Jess waited for a fuller explanation.
“It’s running a long program. It can’t have finished this fast, so it’s probably letting me know it’s had a positive match.”
“Is your computer how you find the geographic clusters?”
“Yeah. It’s comparing billions of amino-acid sequences. Sort of thing couldn’t be done even five years ago. Not without a supercomputer.”
Jess held up the phone. “Does this mean you’ve found another one?”
“Nope. I’m probably another few weeks away from doing that. If there is another one to find.”
“But you’ve found three so far.”
“Yeah.”
“There’re nine more.” Jess no longer felt unsure about what to do with Weir. She flipped open a hidden cover on the arm of her seat, revealing a series of buttons.

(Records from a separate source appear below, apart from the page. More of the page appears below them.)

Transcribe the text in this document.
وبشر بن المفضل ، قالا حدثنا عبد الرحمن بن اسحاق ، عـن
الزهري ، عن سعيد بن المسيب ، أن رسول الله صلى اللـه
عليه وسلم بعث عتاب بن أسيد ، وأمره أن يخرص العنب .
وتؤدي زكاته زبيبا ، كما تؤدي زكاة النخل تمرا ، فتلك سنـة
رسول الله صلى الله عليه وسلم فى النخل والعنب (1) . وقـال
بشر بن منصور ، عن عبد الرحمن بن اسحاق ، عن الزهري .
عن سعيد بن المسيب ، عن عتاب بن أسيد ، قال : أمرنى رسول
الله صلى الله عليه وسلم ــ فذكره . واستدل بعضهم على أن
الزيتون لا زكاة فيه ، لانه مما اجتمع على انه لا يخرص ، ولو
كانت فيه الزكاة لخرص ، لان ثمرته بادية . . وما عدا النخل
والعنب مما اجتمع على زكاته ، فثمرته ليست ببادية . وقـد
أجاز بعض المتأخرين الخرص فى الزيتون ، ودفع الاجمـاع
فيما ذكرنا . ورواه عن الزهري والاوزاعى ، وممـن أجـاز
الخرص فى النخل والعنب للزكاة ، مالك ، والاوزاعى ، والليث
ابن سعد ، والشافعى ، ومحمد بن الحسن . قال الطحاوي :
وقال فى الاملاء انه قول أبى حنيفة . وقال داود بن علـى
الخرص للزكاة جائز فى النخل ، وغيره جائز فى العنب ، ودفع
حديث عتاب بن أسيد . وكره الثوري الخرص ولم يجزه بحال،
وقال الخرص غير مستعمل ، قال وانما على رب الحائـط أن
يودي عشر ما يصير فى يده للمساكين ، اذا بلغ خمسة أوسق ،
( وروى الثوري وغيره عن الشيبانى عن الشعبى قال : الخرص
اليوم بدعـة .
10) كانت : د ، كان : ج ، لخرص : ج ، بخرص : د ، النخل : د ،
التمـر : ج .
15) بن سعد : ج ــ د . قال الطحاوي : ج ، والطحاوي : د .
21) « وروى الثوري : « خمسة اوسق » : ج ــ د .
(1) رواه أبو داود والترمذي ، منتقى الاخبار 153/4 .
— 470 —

She pressed the one that summoned Dom LaSalle.
“How do you know?”
Jess didn’t answer him. The interrogation was over. She’d made her decision, one she wasn’t authorized to make. She stood and slipped her gun back into the holster in the small of her back. She wasn’t doing this Emil’s way anymore. Or Su-Lin’s.
She was a defender. She’d do it her way.
SEVENTEEN
In all of New Jersey, there were only eighteen Bentleys of the model Roz Marano had glimpsed in the rain, and only one with the letters LED on its license plate.
“Owner is Mordecai Diego Rodrigues.” Roz read from the screen on her laptop behind the wheel of the Intrepid. They were still parked under the overpass. Wishing he had coffee, Lyle sat beside her, watching the state police crime scene investigators load Weir’s Jeep onto a flatbed trailer.
“Age sixty-two,” Roz read out. “Occupation listed as consultant.”